Il ricordo delle colpe che l’anima ha potuto commettere mentre era imperfetta, non turba la sua felicità, quando si è fatta pura?
No, perché le ha riscattate uscendo vittoriosa dalle prove, a cui si era sottomessa con quel fine.
Le prove che le rimangono da subire per compiere la sua purificazione non cagionano all’anima una apprensione penosa, che ne offusca la felicità?
All’anima che può ancora peccare, sì, e quindi essa non può gioire di felicità perfetta fino a che non si sia purificata; ma a quella che è già elevata, il pensiero delle prove che deve ancora subire non è causa di affanno.
Kardec: L’anima, che è giunta ad un certo grado di purezza, fruisce della vera felicità: prova un senso di dolce soddisfazione; è lieta di tutto ciò che vede e di tutto quello che la circonda; il suo sguardo penetra oltre il velo dei misteri e delle meraviglie della creazione, e la perfezione divina le appare in tutto il suo splendore.
Il vincolo simpatico che unisce gli Spiriti dello stesso ordine, è per loro cagione di felicità?
L’unione degli Spiriti, che si uniscono nel bene, è per essi dolcissimo gaudio, perché non temono di vederla turbata dall’egoismo. Essi, nel mondo spiritico, formano famiglie di un medesimo sentimento e ne sono beati, come voi sulla terra vi unite per identità di tendenze, e godete di quell’accordo. L’affetto puro e sincero che sentono, e di cui sono ricambiati, è per loro fonte di felicità, che non teme né falsi amici, né ipocriti.
Kardec: L’uomo pregusta un saggio di tale felicità sulla terra, quando vi incontra anime con cui può stringersi in pura e santa unione. Ma nella vita superiore questo gaudio sarà ineffabile e senza limiti, perché v’incontrerà tutte anime simpatiche, il cui affetto non potrà essere raffreddato dall’egoismo. Tutto è amore nella natura; ma l’egoismo lo uccide.
Per lo stato futuro dello Spirito vi è differenza fra colui che in vita teme la morte, e colui che l’aspetta con indifferenza ed anche con gioia?
Sì, e può essere grandissima ma spesso si cancella innanzi alle cause di questo timore o di questo desiderio. A temerla, o ad invocarla, si può essere mossi da sentimenti assai diversi, e sono questi che hanno efficacia sullo stato dello Spirito. E’ chiaro, per esempio, che chi si augura la morte, perché ponga termine alle sue tribolazioni, mormora in certa guisa contro la Provvidenza e contro le prove che deve patire.
E’ necessario professare lo Spiritismo e credere alle sue manifestazioni per essere felici nell’altra vita?

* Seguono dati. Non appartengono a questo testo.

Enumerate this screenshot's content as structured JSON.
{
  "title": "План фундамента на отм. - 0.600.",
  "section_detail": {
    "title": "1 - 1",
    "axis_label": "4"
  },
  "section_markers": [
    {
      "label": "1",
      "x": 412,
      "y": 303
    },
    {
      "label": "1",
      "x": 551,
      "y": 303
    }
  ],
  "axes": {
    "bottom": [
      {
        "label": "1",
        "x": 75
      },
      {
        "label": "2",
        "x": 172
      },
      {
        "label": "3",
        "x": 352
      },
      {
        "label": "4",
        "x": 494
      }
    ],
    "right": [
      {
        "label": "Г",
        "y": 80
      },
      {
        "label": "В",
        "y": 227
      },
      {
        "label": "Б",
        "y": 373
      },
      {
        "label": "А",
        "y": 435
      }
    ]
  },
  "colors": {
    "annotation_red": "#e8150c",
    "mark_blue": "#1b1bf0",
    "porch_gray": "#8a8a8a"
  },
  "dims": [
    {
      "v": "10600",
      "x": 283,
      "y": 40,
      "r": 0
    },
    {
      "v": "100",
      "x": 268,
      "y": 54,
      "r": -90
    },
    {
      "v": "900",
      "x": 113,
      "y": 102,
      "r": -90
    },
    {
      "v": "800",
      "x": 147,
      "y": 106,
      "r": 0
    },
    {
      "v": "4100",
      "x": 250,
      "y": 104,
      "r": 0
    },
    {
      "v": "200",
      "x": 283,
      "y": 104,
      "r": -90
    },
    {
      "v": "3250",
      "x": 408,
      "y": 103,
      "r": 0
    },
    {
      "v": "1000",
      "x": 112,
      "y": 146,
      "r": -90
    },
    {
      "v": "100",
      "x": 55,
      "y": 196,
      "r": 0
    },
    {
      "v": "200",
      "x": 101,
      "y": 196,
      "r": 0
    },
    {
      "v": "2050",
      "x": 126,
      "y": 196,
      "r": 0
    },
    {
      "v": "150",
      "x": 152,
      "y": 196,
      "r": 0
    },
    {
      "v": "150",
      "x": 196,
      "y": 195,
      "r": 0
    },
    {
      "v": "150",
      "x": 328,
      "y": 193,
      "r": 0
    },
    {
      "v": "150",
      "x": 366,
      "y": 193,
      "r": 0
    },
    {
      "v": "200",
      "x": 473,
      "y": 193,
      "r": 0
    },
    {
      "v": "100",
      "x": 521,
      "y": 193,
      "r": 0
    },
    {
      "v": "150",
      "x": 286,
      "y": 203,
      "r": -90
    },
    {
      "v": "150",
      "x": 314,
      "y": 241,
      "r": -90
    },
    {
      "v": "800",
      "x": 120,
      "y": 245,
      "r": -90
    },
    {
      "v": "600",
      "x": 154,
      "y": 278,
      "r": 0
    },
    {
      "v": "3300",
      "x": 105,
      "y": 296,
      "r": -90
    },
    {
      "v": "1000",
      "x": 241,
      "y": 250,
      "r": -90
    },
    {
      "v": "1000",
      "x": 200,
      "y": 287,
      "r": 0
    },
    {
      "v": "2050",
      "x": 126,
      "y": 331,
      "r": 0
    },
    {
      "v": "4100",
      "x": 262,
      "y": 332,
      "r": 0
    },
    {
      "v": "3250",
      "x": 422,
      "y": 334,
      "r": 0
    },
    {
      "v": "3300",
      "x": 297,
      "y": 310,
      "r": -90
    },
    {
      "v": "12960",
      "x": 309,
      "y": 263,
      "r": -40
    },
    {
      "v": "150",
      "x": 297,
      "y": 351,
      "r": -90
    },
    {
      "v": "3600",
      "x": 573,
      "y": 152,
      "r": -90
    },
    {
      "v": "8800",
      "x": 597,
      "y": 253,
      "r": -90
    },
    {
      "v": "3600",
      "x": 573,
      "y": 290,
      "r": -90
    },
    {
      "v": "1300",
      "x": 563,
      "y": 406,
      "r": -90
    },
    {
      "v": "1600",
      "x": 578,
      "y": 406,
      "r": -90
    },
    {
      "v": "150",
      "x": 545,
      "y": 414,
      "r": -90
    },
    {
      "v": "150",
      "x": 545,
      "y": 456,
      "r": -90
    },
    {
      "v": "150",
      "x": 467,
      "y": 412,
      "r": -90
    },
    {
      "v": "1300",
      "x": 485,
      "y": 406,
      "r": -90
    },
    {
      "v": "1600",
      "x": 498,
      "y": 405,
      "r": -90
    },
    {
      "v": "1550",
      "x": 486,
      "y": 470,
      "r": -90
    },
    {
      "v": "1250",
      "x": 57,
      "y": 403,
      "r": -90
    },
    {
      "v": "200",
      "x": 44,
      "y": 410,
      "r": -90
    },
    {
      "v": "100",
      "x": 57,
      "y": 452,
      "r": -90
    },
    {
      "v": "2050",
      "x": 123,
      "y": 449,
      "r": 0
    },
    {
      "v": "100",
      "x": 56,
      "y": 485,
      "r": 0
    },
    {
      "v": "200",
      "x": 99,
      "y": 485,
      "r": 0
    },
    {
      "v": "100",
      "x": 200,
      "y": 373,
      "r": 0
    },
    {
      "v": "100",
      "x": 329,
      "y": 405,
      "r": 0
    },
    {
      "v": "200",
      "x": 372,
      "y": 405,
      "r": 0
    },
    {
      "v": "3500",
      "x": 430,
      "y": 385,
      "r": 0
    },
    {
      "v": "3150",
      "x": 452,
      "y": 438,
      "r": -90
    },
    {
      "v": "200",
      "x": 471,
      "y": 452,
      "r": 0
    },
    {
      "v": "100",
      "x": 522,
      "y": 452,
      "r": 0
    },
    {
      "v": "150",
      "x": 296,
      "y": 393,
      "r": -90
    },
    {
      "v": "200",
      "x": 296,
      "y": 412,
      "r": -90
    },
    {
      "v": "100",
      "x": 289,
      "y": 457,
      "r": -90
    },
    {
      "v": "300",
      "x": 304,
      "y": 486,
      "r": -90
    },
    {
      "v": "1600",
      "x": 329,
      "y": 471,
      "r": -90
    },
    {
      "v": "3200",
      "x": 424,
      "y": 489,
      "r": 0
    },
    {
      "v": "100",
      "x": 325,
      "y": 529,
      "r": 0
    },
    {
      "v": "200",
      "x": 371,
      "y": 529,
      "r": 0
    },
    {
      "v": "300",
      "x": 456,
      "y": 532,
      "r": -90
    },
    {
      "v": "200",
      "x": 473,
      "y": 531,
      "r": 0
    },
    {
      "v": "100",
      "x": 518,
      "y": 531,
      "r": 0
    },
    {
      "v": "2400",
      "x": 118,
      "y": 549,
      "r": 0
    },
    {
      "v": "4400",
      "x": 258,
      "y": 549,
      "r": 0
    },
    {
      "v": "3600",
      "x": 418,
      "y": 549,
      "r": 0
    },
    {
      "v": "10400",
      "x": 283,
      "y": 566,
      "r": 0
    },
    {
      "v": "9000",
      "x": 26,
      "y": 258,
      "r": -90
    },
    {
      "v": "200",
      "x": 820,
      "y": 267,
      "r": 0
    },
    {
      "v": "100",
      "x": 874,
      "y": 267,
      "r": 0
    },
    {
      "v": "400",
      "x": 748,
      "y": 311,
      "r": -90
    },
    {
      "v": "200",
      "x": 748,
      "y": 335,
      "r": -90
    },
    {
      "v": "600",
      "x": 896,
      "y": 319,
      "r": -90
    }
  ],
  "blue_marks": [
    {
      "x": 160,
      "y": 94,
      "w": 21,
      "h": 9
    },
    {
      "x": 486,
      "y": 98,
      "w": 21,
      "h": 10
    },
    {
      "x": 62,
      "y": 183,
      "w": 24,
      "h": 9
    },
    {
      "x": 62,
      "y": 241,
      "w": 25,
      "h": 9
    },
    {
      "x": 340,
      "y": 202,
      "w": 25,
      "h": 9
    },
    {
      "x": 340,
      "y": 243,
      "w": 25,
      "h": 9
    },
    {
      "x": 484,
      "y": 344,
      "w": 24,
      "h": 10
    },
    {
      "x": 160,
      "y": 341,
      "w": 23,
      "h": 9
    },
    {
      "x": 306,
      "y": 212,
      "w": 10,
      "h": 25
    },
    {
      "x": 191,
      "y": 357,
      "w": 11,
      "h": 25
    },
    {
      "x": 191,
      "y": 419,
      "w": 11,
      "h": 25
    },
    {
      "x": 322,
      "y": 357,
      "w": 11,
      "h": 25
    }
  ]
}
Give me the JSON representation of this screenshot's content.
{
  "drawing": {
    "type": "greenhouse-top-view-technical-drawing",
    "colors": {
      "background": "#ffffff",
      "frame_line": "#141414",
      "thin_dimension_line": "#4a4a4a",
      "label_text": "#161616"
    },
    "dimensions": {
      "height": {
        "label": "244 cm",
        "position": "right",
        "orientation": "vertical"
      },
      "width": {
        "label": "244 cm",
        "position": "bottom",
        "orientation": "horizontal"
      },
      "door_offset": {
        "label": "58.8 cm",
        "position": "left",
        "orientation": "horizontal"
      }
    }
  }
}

Se fosse così, ne seguirebbe che tutti coloro i quali non ci credono, o non ebbero possibilità di convincersene, sono reietti: il che sarebbe assurdo. Null’altro che il bene procaccia la felicità avvenire, e il bene è sempre bene, qualunque sia la strada che ad esso conduce.
Kardec: La credenza nello Spiritismo aiuta l’uomo a migliorarsi, rischiarandogli le idee su certi punti dell’avvenire e affretta il progresso e degli individui e delle masse, perché dimostra loro quello che saranno un giorno: è dunque un punto d’appoggio, una luce che guida. Lo Spiritismo insegna a sopportare le prove con pazienza e rassegnazione, e distoglie dagli atti che possono ritardare la felicità d’oltretomba: in questo modo, contribuisce molto ad abbreviare la via; ma nondimeno, anche senza di esso vi si può arrivare.